野菜の皿を毎食一皿付けるようにしているのだが、そしてできるだけ色数を増やそうと思っているが、

冷凍庫の野菜が乏しくなると、写真のように冷凍枝豆とかになってしまう。

昨日は、キュウリがあるつもりが無くて、トマトと茹でたキャベツだった。

 

キャベツの皿を眺めながら、昔お世話になった画家のOさんご夫婦のことを思い出した。

昭和34年に結婚されたご夫婦は、芸大は出たものの定職もなく毎日食べるものにも事欠いたそうだ。
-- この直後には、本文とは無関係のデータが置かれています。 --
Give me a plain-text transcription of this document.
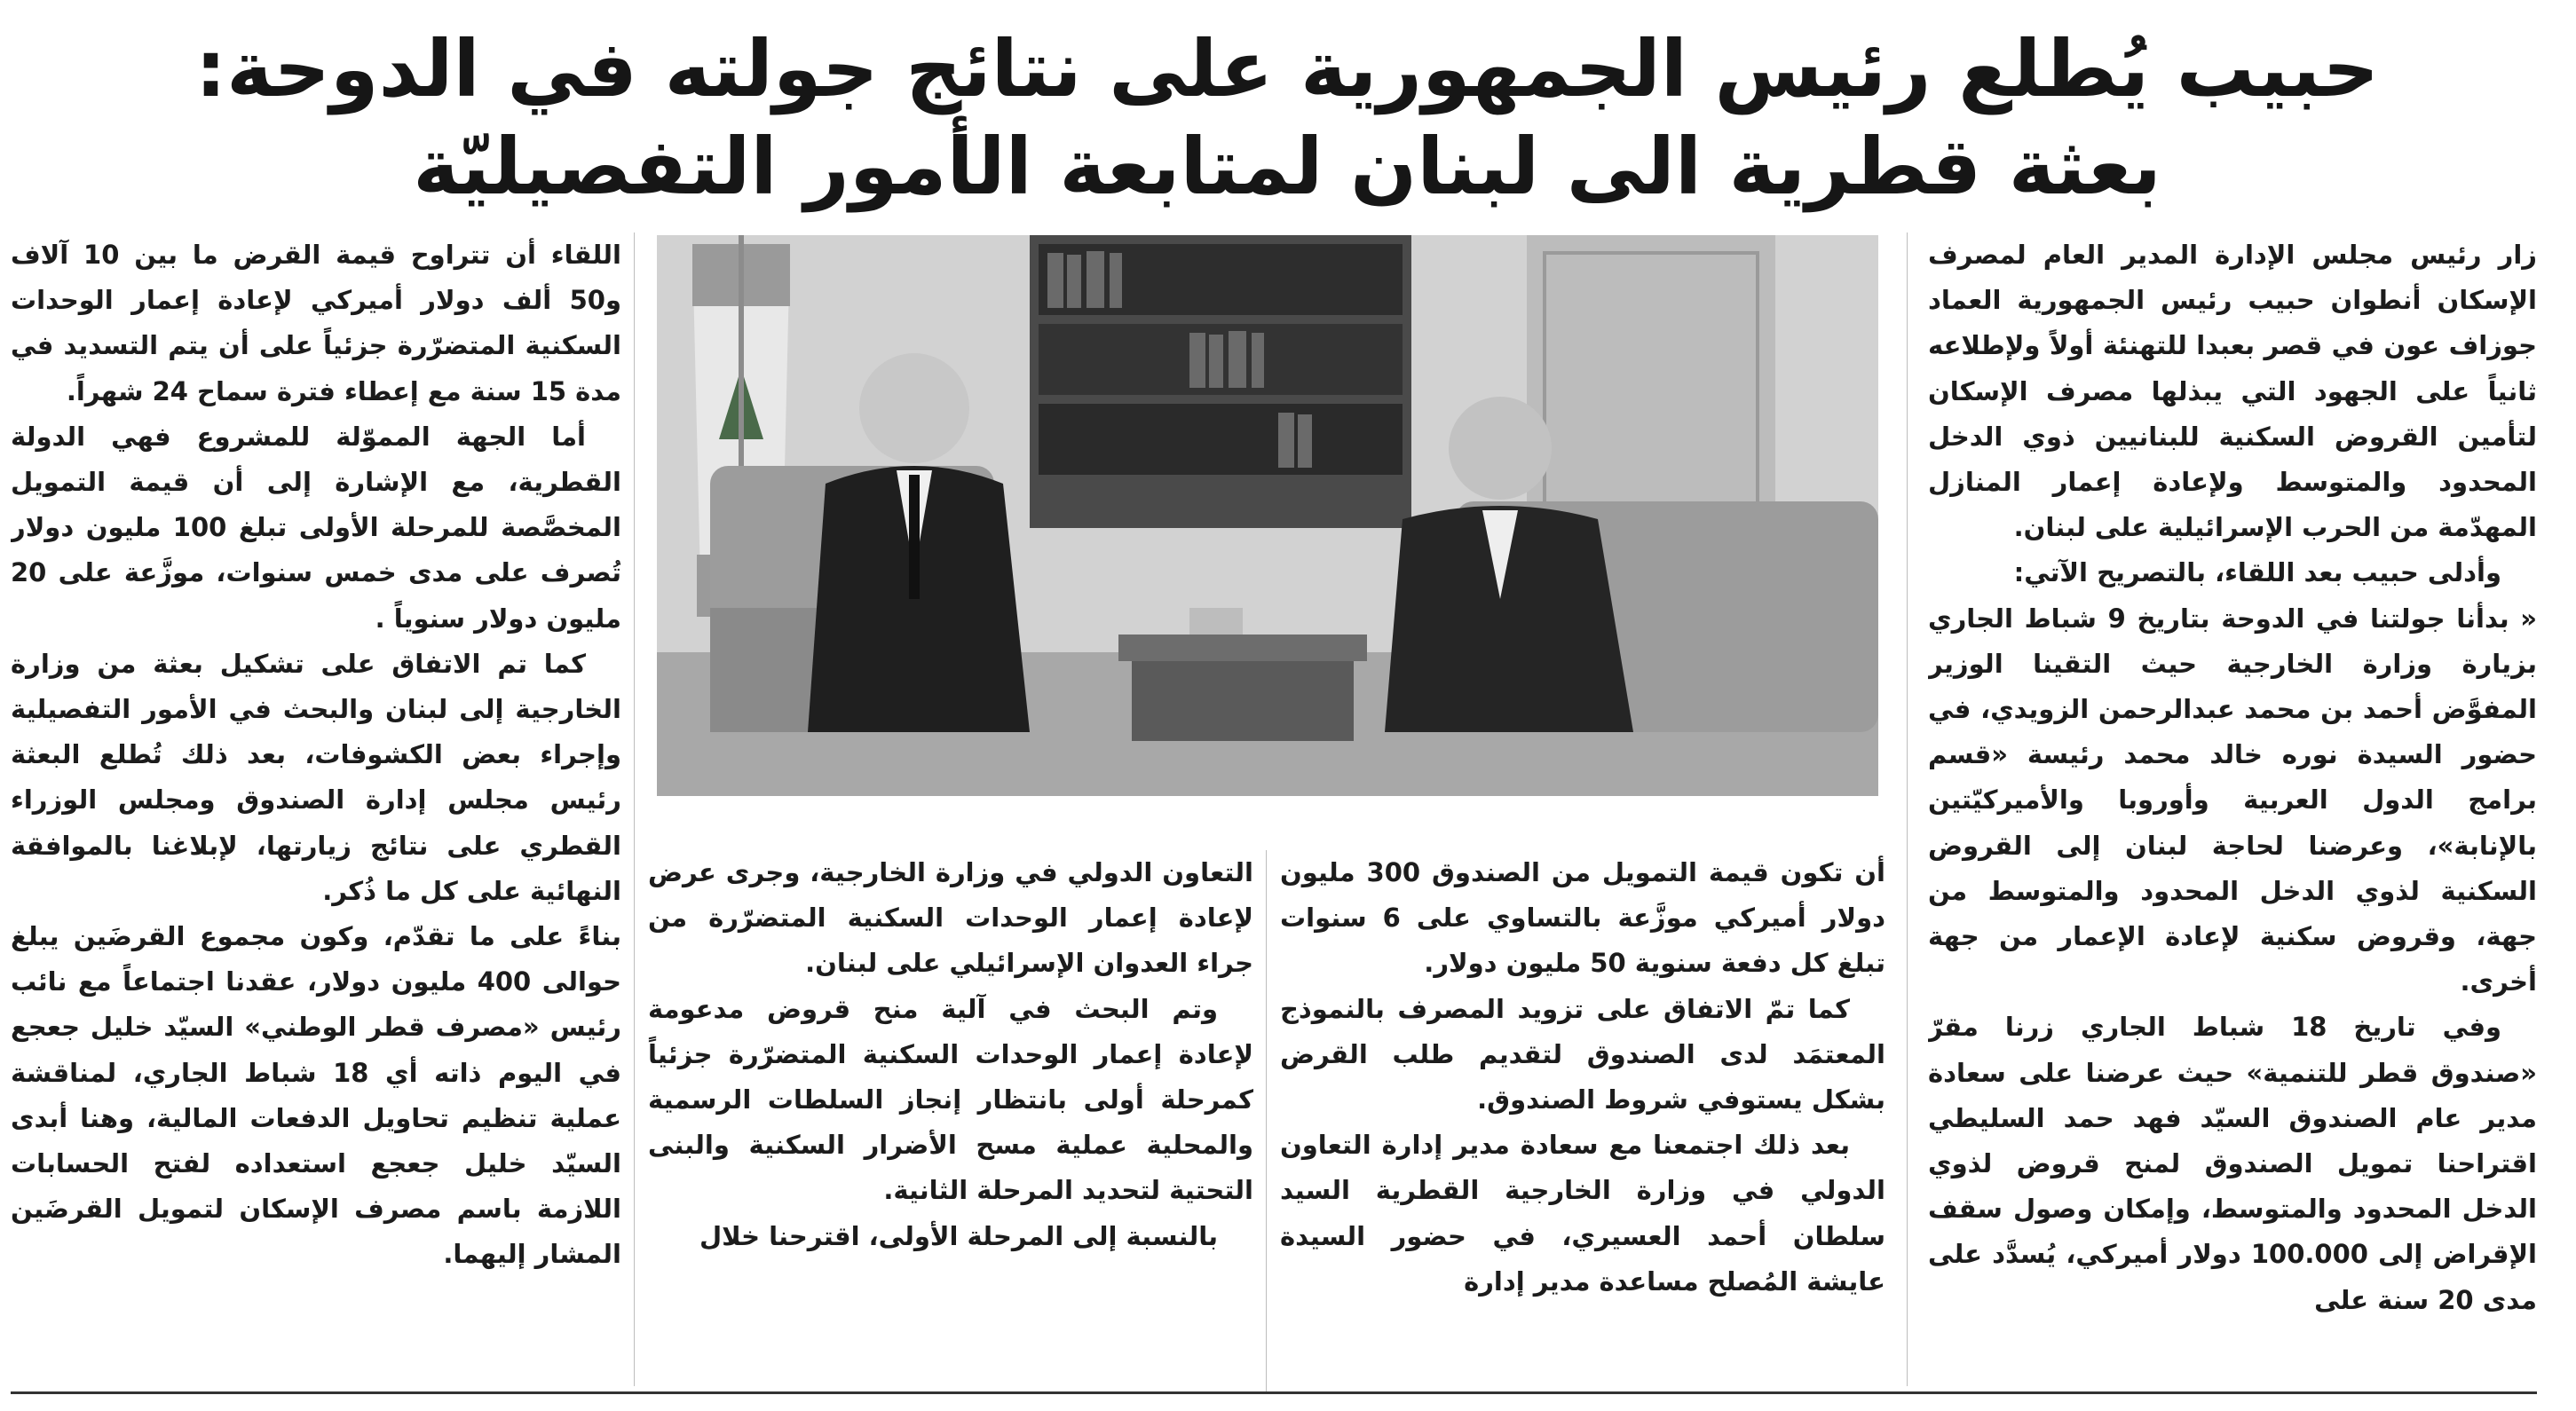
حبيب يُطلع رئيس الجمهورية على نتائج جولته في الدوحة:
بعثة قطرية الى لبنان لمتابعة الأمور التفصيليّة

زار رئيس مجلس الإدارة المدير العام لمصرف الإسكان أنطوان حبيب رئيس الجمهورية العماد جوزاف عون في قصر بعبدا للتهنئة أولاً ولإطلاعه ثانياً على الجهود التي يبذلها مصرف الإسكان لتأمين القروض السكنية للبنانيين ذوي الدخل المحدود والمتوسط ولإعادة إعمار المنازل المهدّمة من الحرب الإسرائيلية على لبنان.

وأدلى حبيب بعد اللقاء، بالتصريح الآتي:

« بدأنا جولتنا في الدوحة بتاريخ 9 شباط الجاري بزيارة وزارة الخارجية حيث التقينا الوزير المفوَّض أحمد بن محمد عبدالرحمن الزويدي، في حضور السيدة نوره خالد محمد رئيسة «قسم برامج الدول العربية وأوروبا والأميركيّتين بالإنابة»، وعرضنا لحاجة لبنان إلى القروض السكنية لذوي الدخل المحدود والمتوسط من جهة، وقروض سكنية لإعادة الإعمار من جهة أخرى.

وفي تاريخ 18 شباط الجاري زرنا مقرّ «صندوق قطر للتنمية» حيث عرضنا على سعادة مدير عام الصندوق السيّد فهد حمد السليطي اقتراحنا تمويل الصندوق لمنح قروض لذوي الدخل المحدود والمتوسط، وإمكان وصول سقف الإقراض إلى 100.000 دولار أميركي، يُسدَّد على مدى 20 سنة على

أن تكون قيمة التمويل من الصندوق 300 مليون دولار أميركي موزَّعة بالتساوي على 6 سنوات تبلغ كل دفعة سنوية 50 مليون دولار.

كما تمّ الاتفاق على تزويد المصرف بالنموذج المعتمَد لدى الصندوق لتقديم طلب القرض بشكل يستوفي شروط الصندوق.

بعد ذلك اجتمعنا مع سعادة مدير إدارة التعاون الدولي في وزارة الخارجية القطرية السيد سلطان أحمد العسيري، في حضور السيدة عايشة المُصلح مساعدة مدير إدارة

التعاون الدولي في وزارة الخارجية، وجرى عرض لإعادة إعمار الوحدات السكنية المتضرّرة من جراء العدوان الإسرائيلي على لبنان.

وتم البحث في آلية منح قروض مدعومة لإعادة إعمار الوحدات السكنية المتضرّرة جزئياً كمرحلة أولى بانتظار إنجاز السلطات الرسمية والمحلية عملية مسح الأضرار السكنية والبنى التحتية لتحديد المرحلة الثانية.

بالنسبة إلى المرحلة الأولى، اقترحنا خلال

اللقاء أن تتراوح قيمة القرض ما بين 10 آلاف و50 ألف دولار أميركي لإعادة إعمار الوحدات السكنية المتضرّرة جزئياً على أن يتم التسديد في مدة 15 سنة مع إعطاء فترة سماح 24 شهراً.

أما الجهة المموّلة للمشروع فهي الدولة القطرية، مع الإشارة إلى أن قيمة التمويل المخصَّصة للمرحلة الأولى تبلغ 100 مليون دولار تُصرف على مدى خمس سنوات، موزَّعة على 20 مليون دولار سنوياً .

كما تم الاتفاق على تشكيل بعثة من وزارة الخارجية إلى لبنان والبحث في الأمور التفصيلية وإجراء بعض الكشوفات، بعد ذلك تُطلع البعثة رئيس مجلس إدارة الصندوق ومجلس الوزراء القطري على نتائج زيارتها، لإبلاغنا بالموافقة النهائية على كل ما ذُكر.

بناءً على ما تقدّم، وكون مجموع القرضَين يبلغ حوالى 400 مليون دولار، عقدنا اجتماعاً مع نائب رئيس «مصرف قطر الوطني» السيّد خليل جعجع في اليوم ذاته أي 18 شباط الجاري، لمناقشة عملية تنظيم تحاويل الدفعات المالية، وهنا أبدى السيّد خليل جعجع استعداده لفتح الحسابات اللازمة باسم مصرف الإسكان لتمويل القرضَين المشار إليهما.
それで、八百屋が捨てるキャペツの外の葉を貰ってきては炒めて食べたとか。

 

私が知り合った頃は東京郊外に大きなアトリエと住まいをお持ちだったが、駅から遠くとても不便な所だった。

学生結婚で夫が画家の卵だったわれわれは、ときどきそのお宅に呼ばれてごちそうになった。

美味しい牛の焼き肉とか大きな海老フライとかを頂いたのだが、そこでキャベツの葉を貰って食べた話をよく聞かされた。
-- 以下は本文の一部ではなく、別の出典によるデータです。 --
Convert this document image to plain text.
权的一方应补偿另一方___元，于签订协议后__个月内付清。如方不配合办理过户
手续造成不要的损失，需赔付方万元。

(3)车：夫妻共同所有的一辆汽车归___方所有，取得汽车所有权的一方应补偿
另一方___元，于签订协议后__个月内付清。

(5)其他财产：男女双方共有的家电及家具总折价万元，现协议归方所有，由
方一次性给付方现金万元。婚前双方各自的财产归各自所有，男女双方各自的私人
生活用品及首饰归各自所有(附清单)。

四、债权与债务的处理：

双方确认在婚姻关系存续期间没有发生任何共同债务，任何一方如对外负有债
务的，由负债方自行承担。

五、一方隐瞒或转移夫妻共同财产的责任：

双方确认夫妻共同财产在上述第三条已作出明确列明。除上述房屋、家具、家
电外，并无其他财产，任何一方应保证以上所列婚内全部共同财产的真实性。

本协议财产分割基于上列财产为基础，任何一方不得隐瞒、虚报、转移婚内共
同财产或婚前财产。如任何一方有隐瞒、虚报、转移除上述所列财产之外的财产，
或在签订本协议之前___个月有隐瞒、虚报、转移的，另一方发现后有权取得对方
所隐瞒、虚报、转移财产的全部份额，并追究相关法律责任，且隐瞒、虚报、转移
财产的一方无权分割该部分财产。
そして時には葱とキャベツだけのお好み焼きを作って、こんなのを食べていたんだよと言っていた。

 

そのご夫婦にすっかり憧れた私は、奥さんが大きな擂り鉢に化粧品を入れているのを見て、面白がって真似をしたものだった。もっとも、東日本大震災の後、洗面所の棚から重い擂り鉢が落ちてきたらアブナイと思って止めてしまったが……

 

そのご夫婦は、夫のいないときにこっそり「お金無い時は遠慮無く言ってね、いつでも出世払いで貸すから」

と言ってくれたものだった。

恩人である画家の0さんだが、50歳の若さで病死された。

奥さんと抱き合って泣いたのが昨日のことのようだ。